Here’s one scenario where feature flags come in handy. Often, a paper proposes a collection of techniques that when combined, improve over the state-of-the-art (e.g., five new optimization passes in a compiler). If your paper fits that description, always make sure to have the quintessential “look how X changes as we turn on these features, one after the other” experiment. If you only test the combination of these features and not their individual contributions, you (and the readers) won’t know if some of your proposed features negatively impact your system!
And no, for the majority of systems projects, a few additional if
statements are hardly going to affect your
performance (actual pushback I’ve heard!). If production-ready JVMs can ship with hundreds of such flags, your research
prototype can too.
Measure, measure, measure
Systems are unfortunately way too complex. If you want to understand what happened over an experiment, there is no substitute for measuring aggressively. Log any data you think will help you understand what’s going on, even if it is data that you won’t present in a paper. If in doubt, always over-measure rather than under-measure.

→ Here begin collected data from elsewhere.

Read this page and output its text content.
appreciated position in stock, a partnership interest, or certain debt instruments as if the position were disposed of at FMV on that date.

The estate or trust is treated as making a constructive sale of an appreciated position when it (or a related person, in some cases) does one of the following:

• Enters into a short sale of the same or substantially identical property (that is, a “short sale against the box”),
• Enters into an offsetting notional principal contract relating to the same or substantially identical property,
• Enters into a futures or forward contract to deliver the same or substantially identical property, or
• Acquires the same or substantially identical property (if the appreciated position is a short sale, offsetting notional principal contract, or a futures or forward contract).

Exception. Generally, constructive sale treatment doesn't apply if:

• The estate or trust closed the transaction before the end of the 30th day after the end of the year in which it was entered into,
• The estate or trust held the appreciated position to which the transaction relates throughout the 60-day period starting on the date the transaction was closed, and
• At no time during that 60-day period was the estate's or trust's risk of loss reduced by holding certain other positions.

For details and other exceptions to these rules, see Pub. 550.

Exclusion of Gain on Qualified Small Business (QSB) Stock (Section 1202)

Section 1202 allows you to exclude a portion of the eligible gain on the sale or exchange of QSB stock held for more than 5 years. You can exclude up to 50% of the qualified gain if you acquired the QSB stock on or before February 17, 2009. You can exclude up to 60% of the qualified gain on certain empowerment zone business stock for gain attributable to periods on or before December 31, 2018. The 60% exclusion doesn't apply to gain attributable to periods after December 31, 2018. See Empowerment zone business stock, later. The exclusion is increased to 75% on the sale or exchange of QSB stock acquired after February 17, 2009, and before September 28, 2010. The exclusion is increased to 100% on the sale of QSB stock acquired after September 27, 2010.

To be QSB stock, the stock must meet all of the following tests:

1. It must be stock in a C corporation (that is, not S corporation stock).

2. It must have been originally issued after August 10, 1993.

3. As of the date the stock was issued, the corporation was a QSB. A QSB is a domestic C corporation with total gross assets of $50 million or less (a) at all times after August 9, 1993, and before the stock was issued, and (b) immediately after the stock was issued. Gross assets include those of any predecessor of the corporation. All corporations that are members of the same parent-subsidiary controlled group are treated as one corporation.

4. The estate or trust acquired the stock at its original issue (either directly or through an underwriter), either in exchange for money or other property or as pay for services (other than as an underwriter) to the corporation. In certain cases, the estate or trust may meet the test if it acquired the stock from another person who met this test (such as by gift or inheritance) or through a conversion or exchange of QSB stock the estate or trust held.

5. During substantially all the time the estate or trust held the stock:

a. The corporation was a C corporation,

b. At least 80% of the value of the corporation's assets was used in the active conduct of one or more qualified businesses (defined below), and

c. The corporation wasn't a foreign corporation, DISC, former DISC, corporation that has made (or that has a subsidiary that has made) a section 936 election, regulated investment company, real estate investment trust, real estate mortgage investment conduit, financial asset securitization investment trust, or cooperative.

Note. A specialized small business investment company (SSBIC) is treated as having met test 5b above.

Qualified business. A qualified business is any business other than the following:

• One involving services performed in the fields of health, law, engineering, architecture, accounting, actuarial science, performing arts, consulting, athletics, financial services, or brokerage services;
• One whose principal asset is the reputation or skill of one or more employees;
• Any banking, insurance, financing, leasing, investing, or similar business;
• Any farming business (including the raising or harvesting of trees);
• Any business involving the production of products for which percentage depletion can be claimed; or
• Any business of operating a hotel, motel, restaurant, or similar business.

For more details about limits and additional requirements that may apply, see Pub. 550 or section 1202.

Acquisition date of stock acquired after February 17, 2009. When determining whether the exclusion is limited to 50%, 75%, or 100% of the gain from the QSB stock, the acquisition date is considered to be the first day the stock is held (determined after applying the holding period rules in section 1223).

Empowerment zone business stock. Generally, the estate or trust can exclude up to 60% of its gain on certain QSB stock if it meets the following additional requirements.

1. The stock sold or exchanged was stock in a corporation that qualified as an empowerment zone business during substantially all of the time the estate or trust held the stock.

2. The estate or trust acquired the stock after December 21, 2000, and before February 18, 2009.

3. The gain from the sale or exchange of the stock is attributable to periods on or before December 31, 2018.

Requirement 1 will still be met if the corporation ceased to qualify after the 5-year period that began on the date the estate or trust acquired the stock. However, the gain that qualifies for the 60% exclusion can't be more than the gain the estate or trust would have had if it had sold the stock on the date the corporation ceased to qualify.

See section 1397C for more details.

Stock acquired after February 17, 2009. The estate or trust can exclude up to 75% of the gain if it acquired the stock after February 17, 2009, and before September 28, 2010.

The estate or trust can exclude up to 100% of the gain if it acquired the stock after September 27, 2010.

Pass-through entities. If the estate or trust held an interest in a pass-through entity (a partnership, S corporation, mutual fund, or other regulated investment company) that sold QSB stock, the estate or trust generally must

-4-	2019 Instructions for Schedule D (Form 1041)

To borrow a quote from John Ousterhout: “Use your intuition to ask questions, not answer them”. Often, when faced with a performance problem or a bug, it’s tempting to assume you know why (your intuition) and introduce changes to fix that problem. Don’t! Treat your intuition as a hypothesis, and dig in further to confirm exactly why that problem occurs and how it manifests. For example, expand your workflow with more logs or set up additional experiments to control for the suspected factors.
A particularly dangerous example I’ve seen is to declare victory the moment one sees their system beat the baseline in end-to-end metrics. For example, “our nifty algorithm improves transaction throughput by 800x over baseline Y” (ratios that are quite fashionable these days!). Again, don’t assume it was because of your algorithm, but follow up with the required lower-level analysis to confirm you can thoroughly explain why the performance disparity exists. Some basic questions you can ask your data, based on unfortunate examples I’ve encountered in the wild:
- are you sure your database is not faster on reads because all reads return
null
? - does your “Big Data” working set fit in an L3 cache?

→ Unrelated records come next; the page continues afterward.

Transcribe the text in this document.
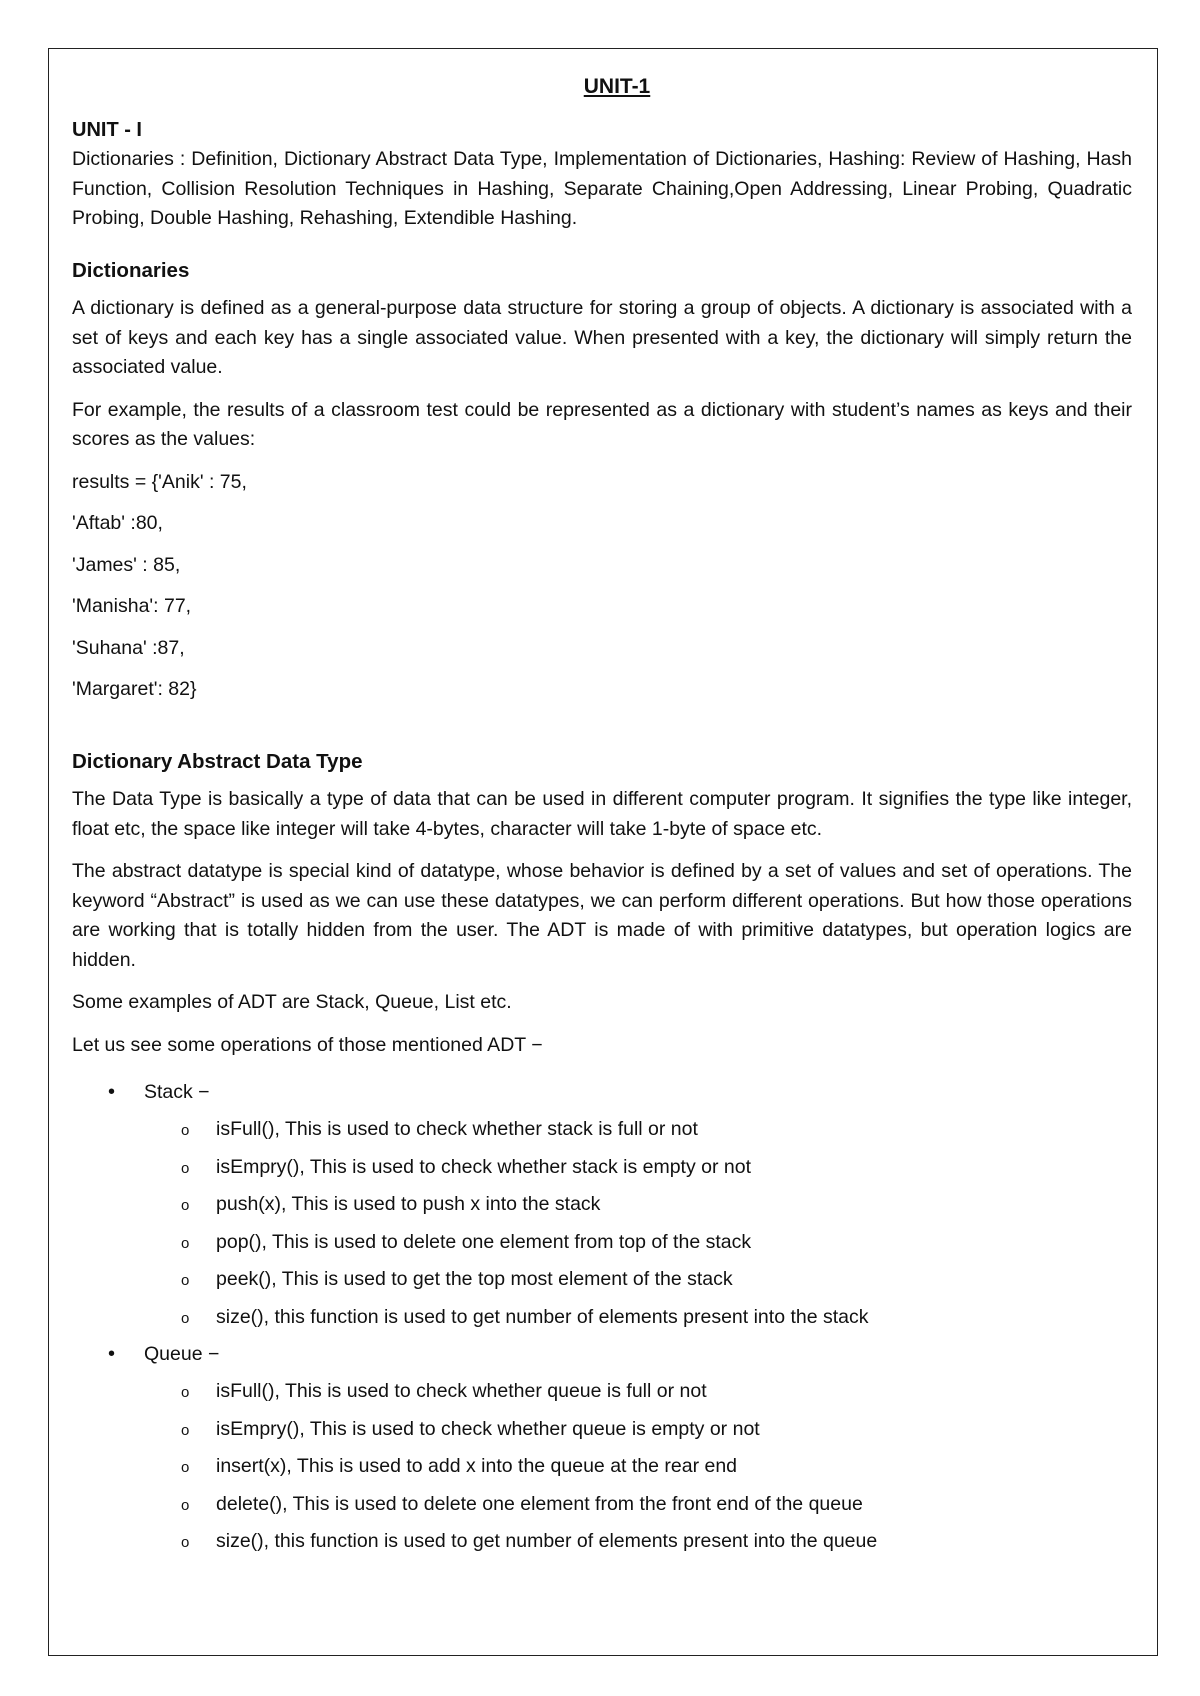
UNIT-1
UNIT - I

Dictionaries : Definition, Dictionary Abstract Data Type, Implementation of Dictionaries, Hashing: Review of Hashing, Hash Function, Collision Resolution Techniques in Hashing, Separate Chaining,Open Addressing, Linear Probing, Quadratic Probing, Double Hashing, Rehashing, Extendible Hashing.

Dictionaries

A dictionary is defined as a general-purpose data structure for storing a group of objects. A dictionary is associated with a set of keys and each key has a single associated value. When presented with a key, the dictionary will simply return the associated value.

For example, the results of a classroom test could be represented as a dictionary with student’s names as keys and their scores as the values:

results = {'Anik' : 75,
'Aftab' :80,
'James' : 85,
'Manisha': 77,
'Suhana' :87,
'Margaret': 82}
Dictionary Abstract Data Type

The Data Type is basically a type of data that can be used in different computer program. It signifies the type like integer, float etc, the space like integer will take 4-bytes, character will take 1-byte of space etc.

The abstract datatype is special kind of datatype, whose behavior is defined by a set of values and set of operations. The keyword “Abstract” is used as we can use these datatypes, we can perform different operations. But how those operations are working that is totally hidden from the user. The ADT is made of with primitive datatypes, but operation logics are hidden.

Some examples of ADT are Stack, Queue, List etc.

Let us see some operations of those mentioned ADT −

• Stack −
o isFull(), This is used to check whether stack is full or not
o isEmpry(), This is used to check whether stack is empty or not
o push(x), This is used to push x into the stack
o pop(), This is used to delete one element from top of the stack
o peek(), This is used to get the top most element of the stack
o size(), this function is used to get number of elements present into the stack
• Queue −
o isFull(), This is used to check whether queue is full or not
o isEmpry(), This is used to check whether queue is empty or not
o insert(x), This is used to add x into the queue at the rear end
o delete(), This is used to delete one element from the front end of the queue
o size(), this function is used to get number of elements present into the queue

- is your system dropping requests whereas the baseline isn’t?
- are you measuring latency differently for the baseline vs your system (round-trip vs one-way)?
- are you introducing competition side effects [1] (section 1.5.3)?

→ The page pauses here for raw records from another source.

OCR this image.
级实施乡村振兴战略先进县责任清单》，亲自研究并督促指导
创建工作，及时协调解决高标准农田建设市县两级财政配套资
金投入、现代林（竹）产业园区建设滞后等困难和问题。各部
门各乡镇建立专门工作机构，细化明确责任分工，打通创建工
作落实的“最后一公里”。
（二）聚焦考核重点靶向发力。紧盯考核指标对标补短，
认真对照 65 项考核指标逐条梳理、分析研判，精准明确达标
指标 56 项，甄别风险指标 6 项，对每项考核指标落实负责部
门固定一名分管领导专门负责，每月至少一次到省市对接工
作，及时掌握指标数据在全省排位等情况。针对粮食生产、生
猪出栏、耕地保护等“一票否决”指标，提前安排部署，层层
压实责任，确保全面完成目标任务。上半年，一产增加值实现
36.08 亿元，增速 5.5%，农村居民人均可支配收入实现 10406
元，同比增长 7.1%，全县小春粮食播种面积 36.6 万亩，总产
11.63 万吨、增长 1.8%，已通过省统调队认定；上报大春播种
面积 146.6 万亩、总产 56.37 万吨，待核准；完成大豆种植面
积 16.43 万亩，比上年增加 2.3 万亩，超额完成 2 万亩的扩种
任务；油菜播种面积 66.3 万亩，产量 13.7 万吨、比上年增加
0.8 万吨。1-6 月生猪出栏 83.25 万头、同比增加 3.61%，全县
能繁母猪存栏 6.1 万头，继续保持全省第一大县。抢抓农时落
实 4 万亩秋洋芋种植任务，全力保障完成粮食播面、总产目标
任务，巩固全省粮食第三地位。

- are the baselines faster than your system, but you’ve driven them to congestion collapse?
There are several aspects of measurement methodology that I think every systems student should know. For example, the relationship between latency and throughput, open vs closed loop workload generation, how to understand bottlenecks, how to summarize performance data, the use of confidence intervals, and much more. I highly recommend these books and articles to learn more:
[1] “Performance Evaluation of Computer and Communication Systems”, Jean-Yves Le Boudec.
[2] “The Art of Computer Systems Performance Analysis: Techniques for Experimental Design, Measurement, Simulation, and Modeling”, Raj Jain.
[3] “Mathematical foundations of computer networking”, Srinivasan Keshav.